Seems like a ton to me, well over 1/8". Since we're talking in inches now, I'd expect an unmodified factory engine, at least with bikes, to have a squish height somewhere in the .055"-.075" range. The engineers at the factory know all about the benefits of tighter squish, but the reality of manufacturing production line tolerances forces them to go on the loose side. If the stock engine had the squish on the loose side, say at .075" at the outer edge, and you went with Fast Fred's target of .025" at the outer edge, you'd be taking about .050" off the head, not .150". BTW, measure all cylinders, so that you don't mill the head and then find out one piston is "printing" (bumping the head at WOT). When you rebuild any multiple cylinder engine, you can measure all the parts plus actual crank stroke at each journal and then recombine short and long parts to make the finished project have the pistons all come out to about the same height. Once you start doing this, any engine you take apart, cars, tractors, airplanes, you'll find yourself measuring and matching parts in this way.
Again, not knowing the engine and just guessing, I'd guess you could mill the head, if you had to, until the deck surface comes even with the very outermost edge of the squishband.

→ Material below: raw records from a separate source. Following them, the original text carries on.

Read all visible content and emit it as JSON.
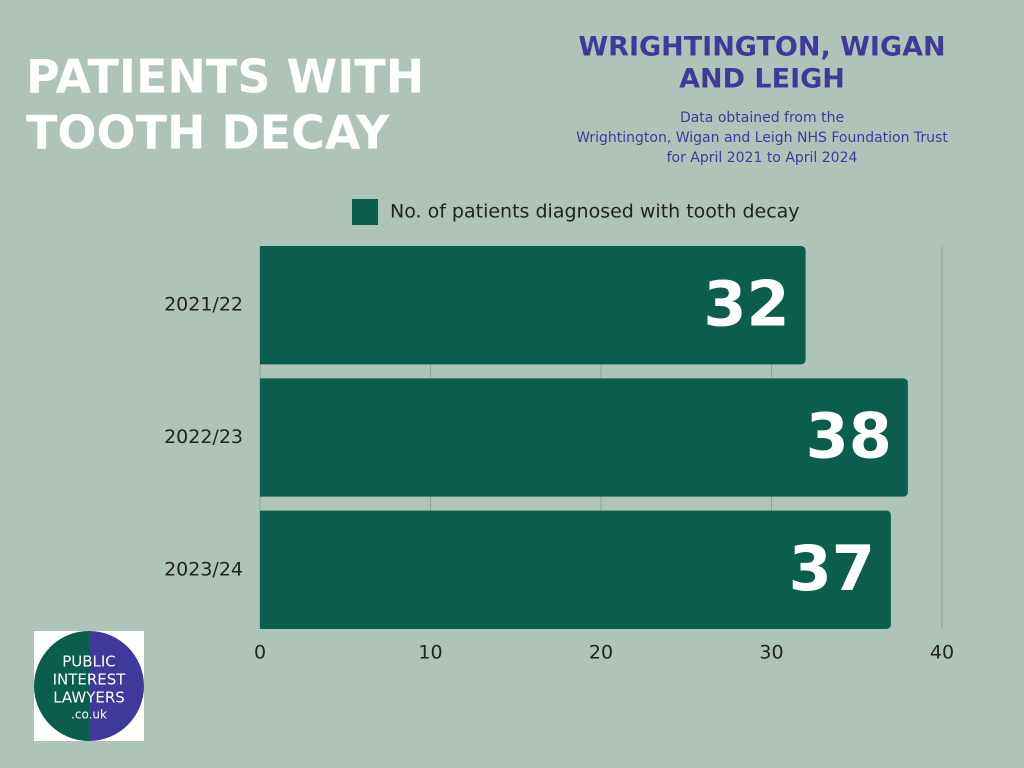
{
  "chart_data": {
    "type": "bar",
    "title": [
      "PATIENTS WITH",
      "TOOTH DECAY"
    ],
    "region": [
      "WRIGHTINGTON, WIGAN",
      "AND LEIGH"
    ],
    "subtitle": [
      "Data obtained from the",
      "Wrightington, Wigan and Leigh NHS Foundation Trust",
      "for April 2021 to April 2024"
    ],
    "categories": [
      "2021/22",
      "2022/23",
      "2023/24"
    ],
    "series": [
      {
        "name": "No. of patients diagnosed with tooth decay",
        "color": "#0b5e4c",
        "values": [
          32,
          38,
          37
        ]
      }
    ],
    "xlim": [
      0,
      40
    ],
    "xticks": [
      0,
      10,
      20,
      30,
      40
    ],
    "grid": true,
    "orientation": "horizontal"
  },
  "logo": {
    "lines": [
      "PUBLIC",
      "INTEREST",
      "LAWYERS",
      ".co.uk"
    ]
  }
}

If your pistons are so recessed into the block that you still can't get to your targeted squish dimension, then you have to start decking the block.
Hard to tell from the photos, but it appears that the combustion chambers are as-cast, not machined. So you better take a close look, and check the volume of each combustion chamber, and then even them up as seems appropriate. Engines typically have one or two cylinders that are more prone to detonation than the rest. Maybe they tend to get a leaner mixture, maybe the coolant flow behind them isn't as good, whatever. The most detonation-prone cylinder is the one you have to tune the whole engine around.
Keep looking around for tech and engine-building articles, by people whole mostly know a whole lot more than I do.
Sam just gave us a perfect example of why dynamic compression (in this case from superior cylinder filling by the efficient pulse-tuned exhaust peculiar to a modern 2-stroke in-line triple or V-6) ultimately means more than any particular compression ratio number. Don't try for what somebody tells you is the best c.r. number; your motor is different from his, with it's own "needs."
Thanks, Sam, I wouldn't have thought of that one. A very smart engine-builder/tuner, Jim Hallum, taught me about pulse-tuned triples in about 1972 when he took an OMC 60hp triple powerhead and built it into an F engine for Gerry Walin, with porting, squish and compression, bigger reed-blocks and carbs. They tested that engine with open megaphones, pulse-tuned exhaust, and expansion chambers. The latter made the best power, but somebody stole them. This was long before there was a MOD class for these OMC triples, before there was even a MOD division. Oh yeah, the Crescent Super C motors also had pulse-tuned exhaust, I think; maybe not the system for the very best power, but mechanically simple and LIGHT.
Another thing to google: engine blueprinting. When you google this stuff, don't start out specifying for 2-strokes. This is basic hot-rodding, applies to any piston engine.